Based on the outcome Project 2/3.1, an appropriate modelling suite that includes hydrodynamics, waves, and sediment transport was chosen (Delft3D) to model the far-field passive plume. The model was set up and validated using the bathymetry and baseline data collected as part of the Chevron Australia Wheatstone Project, located near Onslow, Western Australia.

The model outputs were assessed against monitoring data from Chevron Australia's Wheatstone Dredging program, including, remote sensing and in-situ data collected in Project 2/3.2. A 20 month hindcast of passive plume dispersal from the dredging project to the furthest extent of the passive plume were compared with the field data and MODIS images (where available). Spatial and temporal variability of plume dispersal under different forcing scenarios and sediment release rates were investigated and reported.

This record pertains to the simulation data files.
Lineage: Three models (hydrodynamic, wave and sediment transport models) were set-up for the study site, Chevron Australia's Wheatstone LNG Project, located 12 km west of Onslow (in the Pilbara region of Western Australia). Data from a range of sources were compiled and analysed for use in the study and included electronic and daily dredging logs, current meters, Conductivity Temperature Depth (CTD) measurements, turbidity (NTU) sensors, photosynthetically active radiation (PAR) sensors, sediment traps and multi-beam bathymetric survey data. Data from a field trip completed by CSIRO and Curtain University was also utilised.

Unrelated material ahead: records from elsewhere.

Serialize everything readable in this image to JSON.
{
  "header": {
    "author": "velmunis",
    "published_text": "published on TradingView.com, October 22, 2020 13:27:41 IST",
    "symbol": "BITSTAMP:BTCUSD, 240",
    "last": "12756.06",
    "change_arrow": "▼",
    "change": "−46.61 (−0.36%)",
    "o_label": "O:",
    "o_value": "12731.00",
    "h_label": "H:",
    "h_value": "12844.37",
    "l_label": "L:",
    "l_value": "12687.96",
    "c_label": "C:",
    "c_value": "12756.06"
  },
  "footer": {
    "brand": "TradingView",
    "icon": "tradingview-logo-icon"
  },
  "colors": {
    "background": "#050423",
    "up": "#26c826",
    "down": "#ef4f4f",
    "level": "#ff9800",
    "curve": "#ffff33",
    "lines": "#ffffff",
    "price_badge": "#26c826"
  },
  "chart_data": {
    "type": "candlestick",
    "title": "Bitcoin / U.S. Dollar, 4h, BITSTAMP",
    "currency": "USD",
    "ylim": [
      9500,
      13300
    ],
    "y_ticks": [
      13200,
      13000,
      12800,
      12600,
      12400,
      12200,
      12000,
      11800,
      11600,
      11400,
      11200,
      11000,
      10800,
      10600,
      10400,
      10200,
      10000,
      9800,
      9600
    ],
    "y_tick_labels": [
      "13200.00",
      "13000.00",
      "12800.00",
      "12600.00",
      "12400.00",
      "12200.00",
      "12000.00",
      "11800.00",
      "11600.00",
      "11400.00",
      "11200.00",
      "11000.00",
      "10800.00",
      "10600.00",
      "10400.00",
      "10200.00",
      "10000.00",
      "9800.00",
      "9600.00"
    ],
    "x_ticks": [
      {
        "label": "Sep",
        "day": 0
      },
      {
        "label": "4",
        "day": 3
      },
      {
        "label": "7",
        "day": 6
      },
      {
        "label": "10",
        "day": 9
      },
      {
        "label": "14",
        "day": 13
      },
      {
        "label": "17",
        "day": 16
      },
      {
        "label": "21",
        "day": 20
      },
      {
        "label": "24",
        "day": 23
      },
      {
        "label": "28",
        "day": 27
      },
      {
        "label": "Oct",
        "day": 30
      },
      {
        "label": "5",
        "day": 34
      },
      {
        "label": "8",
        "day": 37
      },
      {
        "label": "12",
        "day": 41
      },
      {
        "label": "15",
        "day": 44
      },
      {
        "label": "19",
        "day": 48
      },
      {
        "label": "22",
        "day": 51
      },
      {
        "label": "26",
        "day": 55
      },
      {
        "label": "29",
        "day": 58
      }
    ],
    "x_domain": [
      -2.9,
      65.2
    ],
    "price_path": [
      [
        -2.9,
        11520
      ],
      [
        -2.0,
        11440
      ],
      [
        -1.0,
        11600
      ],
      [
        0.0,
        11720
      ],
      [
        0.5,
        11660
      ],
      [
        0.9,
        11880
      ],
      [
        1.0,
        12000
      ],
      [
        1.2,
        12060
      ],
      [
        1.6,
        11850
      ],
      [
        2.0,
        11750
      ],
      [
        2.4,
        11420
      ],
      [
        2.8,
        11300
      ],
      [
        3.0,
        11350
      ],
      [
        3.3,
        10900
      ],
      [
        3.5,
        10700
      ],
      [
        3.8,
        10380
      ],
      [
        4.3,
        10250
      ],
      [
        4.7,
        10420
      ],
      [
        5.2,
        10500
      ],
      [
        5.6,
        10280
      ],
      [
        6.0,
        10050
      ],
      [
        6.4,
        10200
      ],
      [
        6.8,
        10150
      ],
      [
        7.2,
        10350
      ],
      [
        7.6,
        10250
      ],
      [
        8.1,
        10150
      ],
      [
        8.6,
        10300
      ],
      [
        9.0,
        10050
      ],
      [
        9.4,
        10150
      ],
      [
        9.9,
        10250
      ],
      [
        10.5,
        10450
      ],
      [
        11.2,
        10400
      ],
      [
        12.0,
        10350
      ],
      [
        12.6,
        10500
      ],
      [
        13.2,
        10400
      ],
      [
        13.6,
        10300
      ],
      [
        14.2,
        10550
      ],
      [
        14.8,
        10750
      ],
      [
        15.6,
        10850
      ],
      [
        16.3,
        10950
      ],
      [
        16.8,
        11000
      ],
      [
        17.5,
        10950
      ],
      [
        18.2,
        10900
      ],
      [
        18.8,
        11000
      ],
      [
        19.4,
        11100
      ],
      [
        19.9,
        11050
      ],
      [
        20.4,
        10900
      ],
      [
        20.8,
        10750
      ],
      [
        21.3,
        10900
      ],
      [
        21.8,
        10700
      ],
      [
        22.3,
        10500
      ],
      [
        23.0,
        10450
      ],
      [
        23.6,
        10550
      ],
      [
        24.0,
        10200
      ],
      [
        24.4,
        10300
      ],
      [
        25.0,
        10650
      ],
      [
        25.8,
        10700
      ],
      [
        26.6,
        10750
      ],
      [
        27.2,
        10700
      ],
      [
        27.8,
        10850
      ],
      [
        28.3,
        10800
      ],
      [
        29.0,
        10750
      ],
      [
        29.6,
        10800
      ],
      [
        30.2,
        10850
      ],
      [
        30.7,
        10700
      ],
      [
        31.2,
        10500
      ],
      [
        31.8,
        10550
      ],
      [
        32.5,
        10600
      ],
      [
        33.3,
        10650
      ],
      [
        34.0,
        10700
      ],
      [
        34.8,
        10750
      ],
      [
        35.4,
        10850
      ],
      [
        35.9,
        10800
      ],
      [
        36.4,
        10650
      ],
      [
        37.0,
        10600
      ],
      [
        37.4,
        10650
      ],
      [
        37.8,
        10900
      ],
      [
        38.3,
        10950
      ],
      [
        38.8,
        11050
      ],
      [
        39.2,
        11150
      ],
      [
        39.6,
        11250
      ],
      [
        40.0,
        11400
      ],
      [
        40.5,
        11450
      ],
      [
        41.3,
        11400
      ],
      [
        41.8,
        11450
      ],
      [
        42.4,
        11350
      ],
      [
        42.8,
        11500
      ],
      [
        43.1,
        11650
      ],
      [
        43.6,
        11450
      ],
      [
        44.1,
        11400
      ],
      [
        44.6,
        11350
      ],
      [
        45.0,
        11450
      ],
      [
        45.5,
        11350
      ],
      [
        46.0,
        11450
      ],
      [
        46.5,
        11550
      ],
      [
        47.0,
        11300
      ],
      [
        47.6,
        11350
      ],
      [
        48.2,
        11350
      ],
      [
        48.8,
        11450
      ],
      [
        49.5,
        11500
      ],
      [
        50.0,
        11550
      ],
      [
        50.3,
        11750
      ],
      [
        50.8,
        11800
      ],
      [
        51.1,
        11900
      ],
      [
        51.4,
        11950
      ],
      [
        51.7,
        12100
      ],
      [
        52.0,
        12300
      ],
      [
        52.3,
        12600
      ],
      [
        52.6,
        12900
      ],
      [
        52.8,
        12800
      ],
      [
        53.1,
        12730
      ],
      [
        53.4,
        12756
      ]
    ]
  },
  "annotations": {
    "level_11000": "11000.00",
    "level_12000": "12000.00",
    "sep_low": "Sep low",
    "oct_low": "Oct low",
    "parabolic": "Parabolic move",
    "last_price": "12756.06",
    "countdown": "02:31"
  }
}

A 14-year-long derived TSS dataset for the Pilbara region using Moderate resolution Imaging Spectroradiometer (MODIS) satellite was developed in Dorji et al. (2016).

. A description of the model set-up and results, including details of the sensitivity analysis (and validation of source terms) is included in the Final Report (see online resources link).

Two model output data files are provided in the CSIRO DAP record (see online resources link):

FILE 1 Timeseries output at 14 minute intervals for 256 history points across the model domain (trih-gD1_DSN_Outer.nc)
FILE 2 Map series output at 60 minute intervals for the model domain (trim-gD1_DSN_Outer.nc)

Variable descriptions and units are provided in the file metadata. Example outputs include wave height, peak wave period, suspended solids concentration, water currents, water levels, bed shear stress etc. Simulation data files are in netCDF format with CF-1.6 conventions.